County, DuPage Foundation raise almost $400K to help shelter homeless this winter

DuPage County and DuPage Foundation teamed up to provide nearly $400,000 to DuPagePads to help provide housing for residents throughout the winter months.

DuPage County and the DuPage Foundation will direct nearly $400,000 to DuPagePads to help the Wheaton-based nonprofit shelter those experiencing homelessness through the winter.

County board members agreed in December to allocate $200,000 from the county’s affordable housing fund to support DuPagePads after President and CEO April Redzic highlighted the demand for shelter.

The nonprofit’s board dedicated $150,000 — tripling the budgeted amount — to provide additional winter emergency shelter for people on a waitlist for rooms at an interim housing center DuPagePads operates in a former Downers Grove hotel. But that sum still wasn’t going to be enough.

“Pads requested $353,000 to shelter 70 people for 104 days until the weather is reliably warmer,” County Board Chair Deborah Conroy said. “Building on our community approach, I asked our friends at the DuPage Foundation if they could make an appeal to their donors to see if there was interest in helping shelter, secure shelter, for these folks.”

The response, Conroy said, was “tremendous.”

The foundation marshaled $190,000 from its emergency fund, donors, fund holders and network of area funding partners, officials announced this week.

“This is a true public-private response to a community concern,” said Conroy, who on Tuesday joined DuPage Foundation President and CEO Mike Sitrick in a ceremonial check presentation combining the foundation’s efforts and the county’s allocation.

“No one should be left out in the cold in the winter,” Sitrick said. “Ensuring that children, families and individuals who are struggling have a warm bed at night, to access the help they need, is crucial not only for the trajectory of their lives, but for the long-term health of our county.”

Within just one week, the foundation had the $190,000 committed between its emergency fund and about 25 funding partners, Sitrick said.

“One of our board members also reached out to her network, which resulted not only in significant funding support, but warm blankets and coats, which we donated directly to Pads,” he added.

Redzic said it was “pretty mind-blowing to hear how quickly folks moved into action when we shared our worry that people were going to freeze to death.”

“I will tell you we’ve reached 52 people so far and got them into a safe place to stay,” Redzic said.

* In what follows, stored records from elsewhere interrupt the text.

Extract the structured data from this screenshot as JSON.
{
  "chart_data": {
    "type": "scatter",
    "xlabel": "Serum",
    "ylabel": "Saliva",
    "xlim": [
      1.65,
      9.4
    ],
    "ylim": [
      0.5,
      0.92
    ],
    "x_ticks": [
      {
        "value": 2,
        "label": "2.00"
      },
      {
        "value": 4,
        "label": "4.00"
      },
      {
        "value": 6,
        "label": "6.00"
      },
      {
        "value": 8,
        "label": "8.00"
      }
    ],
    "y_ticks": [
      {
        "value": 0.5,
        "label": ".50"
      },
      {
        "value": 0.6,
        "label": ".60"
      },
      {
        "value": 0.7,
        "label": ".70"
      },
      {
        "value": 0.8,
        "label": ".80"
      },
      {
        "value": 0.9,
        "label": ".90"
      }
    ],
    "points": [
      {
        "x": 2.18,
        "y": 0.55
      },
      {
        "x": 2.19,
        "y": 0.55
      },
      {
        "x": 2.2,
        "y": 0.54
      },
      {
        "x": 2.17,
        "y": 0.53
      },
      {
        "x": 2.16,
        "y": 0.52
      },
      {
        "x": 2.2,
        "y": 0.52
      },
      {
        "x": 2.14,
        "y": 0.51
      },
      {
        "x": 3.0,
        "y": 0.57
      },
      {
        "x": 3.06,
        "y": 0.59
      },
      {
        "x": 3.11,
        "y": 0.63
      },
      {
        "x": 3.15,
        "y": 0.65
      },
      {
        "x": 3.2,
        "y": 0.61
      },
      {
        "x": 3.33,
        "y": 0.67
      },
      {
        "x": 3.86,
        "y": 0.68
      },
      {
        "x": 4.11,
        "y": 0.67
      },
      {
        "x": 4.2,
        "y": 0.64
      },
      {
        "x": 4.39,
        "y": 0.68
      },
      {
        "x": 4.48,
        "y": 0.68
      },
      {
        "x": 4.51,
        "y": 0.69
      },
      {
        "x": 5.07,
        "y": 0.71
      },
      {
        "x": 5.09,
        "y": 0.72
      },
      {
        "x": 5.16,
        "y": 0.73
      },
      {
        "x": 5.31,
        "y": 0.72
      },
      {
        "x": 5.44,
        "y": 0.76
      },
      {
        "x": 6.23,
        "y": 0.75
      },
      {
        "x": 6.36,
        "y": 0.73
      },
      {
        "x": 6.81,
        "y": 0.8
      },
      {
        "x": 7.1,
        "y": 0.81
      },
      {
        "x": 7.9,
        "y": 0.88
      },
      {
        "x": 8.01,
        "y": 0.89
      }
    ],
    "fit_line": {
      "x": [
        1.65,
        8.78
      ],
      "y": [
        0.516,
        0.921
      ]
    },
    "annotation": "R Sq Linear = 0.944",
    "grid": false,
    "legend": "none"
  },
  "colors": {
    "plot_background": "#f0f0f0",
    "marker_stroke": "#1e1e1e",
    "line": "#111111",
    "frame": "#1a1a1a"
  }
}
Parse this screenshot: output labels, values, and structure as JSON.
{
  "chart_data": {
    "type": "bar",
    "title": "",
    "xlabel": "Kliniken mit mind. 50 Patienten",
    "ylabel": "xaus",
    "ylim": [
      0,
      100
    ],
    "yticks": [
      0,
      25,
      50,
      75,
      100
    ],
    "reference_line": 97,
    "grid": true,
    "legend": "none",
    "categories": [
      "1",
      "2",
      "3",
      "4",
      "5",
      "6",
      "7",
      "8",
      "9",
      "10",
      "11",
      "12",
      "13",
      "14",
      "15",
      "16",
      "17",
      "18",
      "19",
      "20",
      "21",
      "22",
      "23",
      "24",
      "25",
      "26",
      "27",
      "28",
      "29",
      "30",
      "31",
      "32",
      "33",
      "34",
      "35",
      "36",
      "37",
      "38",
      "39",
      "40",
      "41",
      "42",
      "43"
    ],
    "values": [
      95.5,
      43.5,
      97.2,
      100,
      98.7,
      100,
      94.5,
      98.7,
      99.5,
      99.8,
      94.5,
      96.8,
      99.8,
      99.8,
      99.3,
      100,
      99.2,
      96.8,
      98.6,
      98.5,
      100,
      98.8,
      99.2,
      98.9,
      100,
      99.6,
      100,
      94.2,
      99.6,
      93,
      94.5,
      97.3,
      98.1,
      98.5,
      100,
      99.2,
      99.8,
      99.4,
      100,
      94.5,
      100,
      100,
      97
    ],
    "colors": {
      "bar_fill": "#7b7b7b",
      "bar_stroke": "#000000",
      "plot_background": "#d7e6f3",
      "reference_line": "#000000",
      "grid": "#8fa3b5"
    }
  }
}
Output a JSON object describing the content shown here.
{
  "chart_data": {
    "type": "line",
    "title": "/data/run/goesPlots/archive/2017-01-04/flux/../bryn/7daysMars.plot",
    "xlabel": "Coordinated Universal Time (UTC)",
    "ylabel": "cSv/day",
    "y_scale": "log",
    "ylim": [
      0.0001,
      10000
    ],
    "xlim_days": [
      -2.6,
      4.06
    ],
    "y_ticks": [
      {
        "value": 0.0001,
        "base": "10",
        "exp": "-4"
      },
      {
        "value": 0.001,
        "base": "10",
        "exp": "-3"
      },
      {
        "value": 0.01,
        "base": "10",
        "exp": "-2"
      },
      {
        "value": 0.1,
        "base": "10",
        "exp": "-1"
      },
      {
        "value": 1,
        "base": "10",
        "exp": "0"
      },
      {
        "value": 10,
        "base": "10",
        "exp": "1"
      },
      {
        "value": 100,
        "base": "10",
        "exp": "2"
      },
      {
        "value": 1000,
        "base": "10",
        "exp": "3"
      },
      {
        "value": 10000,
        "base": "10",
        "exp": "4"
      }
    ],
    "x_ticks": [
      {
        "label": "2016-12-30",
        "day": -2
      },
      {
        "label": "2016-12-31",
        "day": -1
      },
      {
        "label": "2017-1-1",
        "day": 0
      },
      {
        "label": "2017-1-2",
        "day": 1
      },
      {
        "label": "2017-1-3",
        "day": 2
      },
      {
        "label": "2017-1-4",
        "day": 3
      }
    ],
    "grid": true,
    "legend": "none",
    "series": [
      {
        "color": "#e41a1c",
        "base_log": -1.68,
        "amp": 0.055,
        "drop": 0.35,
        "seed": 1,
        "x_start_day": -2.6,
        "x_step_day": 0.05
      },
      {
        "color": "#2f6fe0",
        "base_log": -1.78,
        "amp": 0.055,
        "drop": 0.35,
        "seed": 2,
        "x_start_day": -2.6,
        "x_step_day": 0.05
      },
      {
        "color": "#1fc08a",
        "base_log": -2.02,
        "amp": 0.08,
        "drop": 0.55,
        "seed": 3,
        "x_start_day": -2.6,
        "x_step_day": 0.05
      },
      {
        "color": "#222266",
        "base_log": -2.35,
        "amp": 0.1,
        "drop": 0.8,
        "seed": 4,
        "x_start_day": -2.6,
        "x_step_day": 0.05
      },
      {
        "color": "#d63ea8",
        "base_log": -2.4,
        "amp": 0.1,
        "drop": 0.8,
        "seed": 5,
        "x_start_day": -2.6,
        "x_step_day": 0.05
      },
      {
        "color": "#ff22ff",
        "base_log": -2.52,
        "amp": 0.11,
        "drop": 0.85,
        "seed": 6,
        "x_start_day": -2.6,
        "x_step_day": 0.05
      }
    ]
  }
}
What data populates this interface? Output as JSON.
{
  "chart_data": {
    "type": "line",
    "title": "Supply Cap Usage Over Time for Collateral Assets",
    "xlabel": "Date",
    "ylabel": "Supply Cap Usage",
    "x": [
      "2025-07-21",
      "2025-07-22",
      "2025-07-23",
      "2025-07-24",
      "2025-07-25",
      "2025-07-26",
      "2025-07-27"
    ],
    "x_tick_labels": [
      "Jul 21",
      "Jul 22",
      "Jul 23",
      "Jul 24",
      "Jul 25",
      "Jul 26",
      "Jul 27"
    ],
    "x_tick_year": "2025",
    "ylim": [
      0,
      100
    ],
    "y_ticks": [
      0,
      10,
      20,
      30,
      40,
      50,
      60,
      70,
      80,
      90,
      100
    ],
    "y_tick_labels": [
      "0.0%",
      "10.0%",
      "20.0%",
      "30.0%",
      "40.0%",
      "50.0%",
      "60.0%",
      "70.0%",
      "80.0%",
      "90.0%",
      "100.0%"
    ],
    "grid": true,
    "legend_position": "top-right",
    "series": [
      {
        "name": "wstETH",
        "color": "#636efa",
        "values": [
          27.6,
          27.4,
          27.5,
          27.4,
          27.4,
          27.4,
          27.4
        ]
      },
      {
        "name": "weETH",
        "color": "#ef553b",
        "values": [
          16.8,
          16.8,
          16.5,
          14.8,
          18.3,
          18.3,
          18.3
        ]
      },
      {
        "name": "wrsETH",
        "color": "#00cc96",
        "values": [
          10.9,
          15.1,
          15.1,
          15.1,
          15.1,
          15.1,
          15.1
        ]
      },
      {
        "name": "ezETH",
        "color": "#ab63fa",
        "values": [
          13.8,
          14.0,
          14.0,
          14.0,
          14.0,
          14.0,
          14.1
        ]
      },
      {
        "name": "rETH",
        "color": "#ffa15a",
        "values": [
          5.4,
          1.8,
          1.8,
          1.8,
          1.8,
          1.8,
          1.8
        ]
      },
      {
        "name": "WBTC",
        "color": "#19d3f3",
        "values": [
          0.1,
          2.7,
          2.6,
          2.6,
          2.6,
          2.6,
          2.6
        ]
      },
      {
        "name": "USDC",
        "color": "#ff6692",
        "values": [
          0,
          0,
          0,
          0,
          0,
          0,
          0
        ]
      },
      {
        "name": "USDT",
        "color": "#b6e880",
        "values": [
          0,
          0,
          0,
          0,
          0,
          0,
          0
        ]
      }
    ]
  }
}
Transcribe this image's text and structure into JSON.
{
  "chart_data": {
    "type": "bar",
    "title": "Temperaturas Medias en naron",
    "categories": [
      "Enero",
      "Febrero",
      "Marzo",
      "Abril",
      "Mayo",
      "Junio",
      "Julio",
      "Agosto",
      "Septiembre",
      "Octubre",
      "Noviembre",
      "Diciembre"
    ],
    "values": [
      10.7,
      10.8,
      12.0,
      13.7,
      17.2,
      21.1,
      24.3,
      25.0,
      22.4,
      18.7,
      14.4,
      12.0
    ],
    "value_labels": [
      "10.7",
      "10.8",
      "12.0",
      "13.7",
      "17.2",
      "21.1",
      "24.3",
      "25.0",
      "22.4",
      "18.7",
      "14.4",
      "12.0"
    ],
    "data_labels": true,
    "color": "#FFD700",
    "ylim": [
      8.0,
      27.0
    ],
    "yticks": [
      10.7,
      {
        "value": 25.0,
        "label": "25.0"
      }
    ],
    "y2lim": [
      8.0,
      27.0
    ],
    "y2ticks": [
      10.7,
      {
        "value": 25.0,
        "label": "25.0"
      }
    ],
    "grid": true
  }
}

County board member Paula Deacon Garcia, who chairs the panel’s finance committee, originally brought the issue forward. A formal vote is expected at the board’s Jan. 28 meeting.

“I’m just grateful to all of you for seeing the need like I did. The unhoused … (are) near and dear to, I think, all of our hearts here. We don’t want to see anyone suffer in DuPage County,” Deacon Garcia said.

It’s not the first time the county has rallied behind DuPagePads.

County board members awarded $5 million to help the organization acquire the hotel property that became the interim housing center. The county used $2 million in American Rescue Plan money, plus $3 million from the Community Development Block Grant fund.

DuPagePads prioritizes rooms in the center for parents with children and people fleeing domestic violence.